Soaring In Song

Soaring In Song

Sandee is the arts and culture editor at the Jewish Week.

In between songs about love, the passage of time, more love, marriage and dreams, Beth Selter narrates the story of her own life in her cabaret performance, “The Chance to Sing,” at the Metropolitan Room on Sunday, September 18th. She’ll sing Sondheim, the Beatles, the Gershwins, telling of her Long Island childhood, her steadfast modern orthodoxy, her family and her passionate desire to sing.

“So much of my life has been about my family, raising my children, leading a double life – – having passion about Judaism and trying to balance that with my passion for the theater,” she told The Jewish Week in an interview. “The two aren’t easily combined, especially if you are trying to raise a family.”

“This show is really about finding that balance between my love of tradition and my need to fly,” she says. “Tradition is very grounding and yet I’m always striving to strike that balance in life, the art of performance and the art of keeping my feet on the ground. It’s a struggle sometimes, especially within the framework of orthodox Judaism.”

The mother of five, who is classically trained, cites Barbra Streisand, Joni Mitchell and Nancy LaMott as influences, along with pop and contemporary Broadway singers. She’s a soprano, with much richness and depth to her voice, and a palpable love of the art.

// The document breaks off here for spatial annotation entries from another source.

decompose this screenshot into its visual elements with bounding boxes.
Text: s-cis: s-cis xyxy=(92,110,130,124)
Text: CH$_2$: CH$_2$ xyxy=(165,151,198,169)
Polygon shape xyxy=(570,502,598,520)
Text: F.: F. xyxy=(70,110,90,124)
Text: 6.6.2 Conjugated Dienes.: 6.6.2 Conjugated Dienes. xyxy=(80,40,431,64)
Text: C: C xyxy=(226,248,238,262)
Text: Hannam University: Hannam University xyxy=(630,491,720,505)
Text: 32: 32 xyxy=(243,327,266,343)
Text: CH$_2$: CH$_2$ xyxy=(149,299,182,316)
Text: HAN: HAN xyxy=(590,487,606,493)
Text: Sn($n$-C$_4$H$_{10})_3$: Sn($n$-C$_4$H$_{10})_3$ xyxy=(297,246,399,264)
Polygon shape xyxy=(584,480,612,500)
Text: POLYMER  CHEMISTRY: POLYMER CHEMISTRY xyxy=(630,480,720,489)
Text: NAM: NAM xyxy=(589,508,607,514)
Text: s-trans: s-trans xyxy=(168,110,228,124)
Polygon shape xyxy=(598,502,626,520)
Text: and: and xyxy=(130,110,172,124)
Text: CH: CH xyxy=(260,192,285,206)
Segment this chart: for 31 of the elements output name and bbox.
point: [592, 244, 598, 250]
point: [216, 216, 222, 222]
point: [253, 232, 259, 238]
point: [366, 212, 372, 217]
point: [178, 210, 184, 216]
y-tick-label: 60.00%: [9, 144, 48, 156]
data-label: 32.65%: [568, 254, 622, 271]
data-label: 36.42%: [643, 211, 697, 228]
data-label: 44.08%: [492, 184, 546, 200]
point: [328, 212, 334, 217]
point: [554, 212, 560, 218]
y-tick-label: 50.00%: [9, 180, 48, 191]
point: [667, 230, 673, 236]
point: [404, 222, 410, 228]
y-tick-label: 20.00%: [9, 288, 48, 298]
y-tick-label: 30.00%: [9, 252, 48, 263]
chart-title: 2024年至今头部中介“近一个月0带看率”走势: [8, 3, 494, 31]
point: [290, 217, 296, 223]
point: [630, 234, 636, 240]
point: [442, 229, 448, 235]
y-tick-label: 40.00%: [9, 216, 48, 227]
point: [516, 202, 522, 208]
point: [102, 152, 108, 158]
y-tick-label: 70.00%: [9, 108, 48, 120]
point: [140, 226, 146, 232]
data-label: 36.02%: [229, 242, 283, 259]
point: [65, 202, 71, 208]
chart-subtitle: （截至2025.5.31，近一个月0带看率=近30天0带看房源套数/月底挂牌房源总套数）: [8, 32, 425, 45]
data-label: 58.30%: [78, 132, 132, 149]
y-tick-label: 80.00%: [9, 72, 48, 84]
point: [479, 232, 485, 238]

“Ultimately what moves me is the story within the song,” she says.

She explains that she performs in front of mixed male/female audiences, and that while some traditionalists might not agree, there is halachic support. “In general,” she says, “we all have to find our way to come to terms with the type of Judaism that works for us.”

In conversation with Selter, it’s not easy to see the “dreadfully shy” child, as she describes her younger self, in the poised, vibrant adult who loves being on stage, loves singing to an audience.

“I think what appealed to me about being on stage and taking on external characters was that you get to create a whole new persona. This was my way of allowing myself to come out of my shell.”

“I never had the words to say,” she continues, “When I was in a play I was given the words, which was a very comforting experience. Theater taught me how to communicate.”

She sang and spun records in the basement of her family’s home and then played in school productions throughout her years at Hebrew Academy of Nassau County (HANC), sang in the school’s coed choirs and took voice lessons beginning when she was 16. After high school, she spent a year in Israel and performed all year in an English-language musical in Jerusalem. Returning home, she went on to study theater at Queens College and then interned at the Williamstown Theater Festival, joined a traveling troupe and later worked with an environmental theatre group, all the while maintaining her commitment to Jewish life and practice.

During the years she was growing up in Elmont, Long Island, she would help out in her parents’ coffee shop in lower Manhattan, which she describes as “a theater of its own – the orders, the people who’d come in day after day, the personalities behind the counter.”

As she narrates during the show, in her dating days, her father, worried that she wasn’t married in her early 20s, placed a personal ad on her behalf in The Jewish Week. She remembers being horrified, while struck by her unassuming father’s poetic lines. Ultimately she met only one of her respondents (“nice, but not for me”), but she still has all the letters she received.

She jokes that her mother, who loved the coffee shop business and especially schmoozing with the customers, hoped that Beth would marry a griddle man and take over the business. Instead, she married a doctor, Dr. Joel Selter, an allergist who also loves to sing and is trained as a cantor. Over the holidays, he’ll serve as cantor of their Monsey synagogue.

When her kids are all at home and they sing around the Shabbat table, it’s like heaven on earth, she says.

Over the years, she has worked as a musical director in camp and school settings, and also a private vocal coach, while performing in community theater productions. Now that her children are grown, she hopes to do more performing.

Her music director, Alex Rybeck, is a composer, arranger and pianist, who has worked with Broadway and cabaret stars including Hal Prince, Tommy Tune, Faith Prince.

Drawing upon the American Songbook, pop music and Broadway tunes, she’ll perform songs including George and Ira Gershwin’s “The Man I Love,” Jonny Mercer’s “Out of this World,” a medley from Sondheim’s “Sweeney Todd,” “Michelle” by the Beatles and David Friedman’s “We Live on Borrowed Time.”

The music propels her story. Even as she shares personal details of her life, she sees the themes as universal.

“I really want to give of myself and share the gift of music and help others connect with something in themselves that they are hearing through the music.”

Beth Selter presents “The Chance to Sing” on Sunday, September 18th at the Metropolitan Room, 34 West 22nd Street, Manhattan.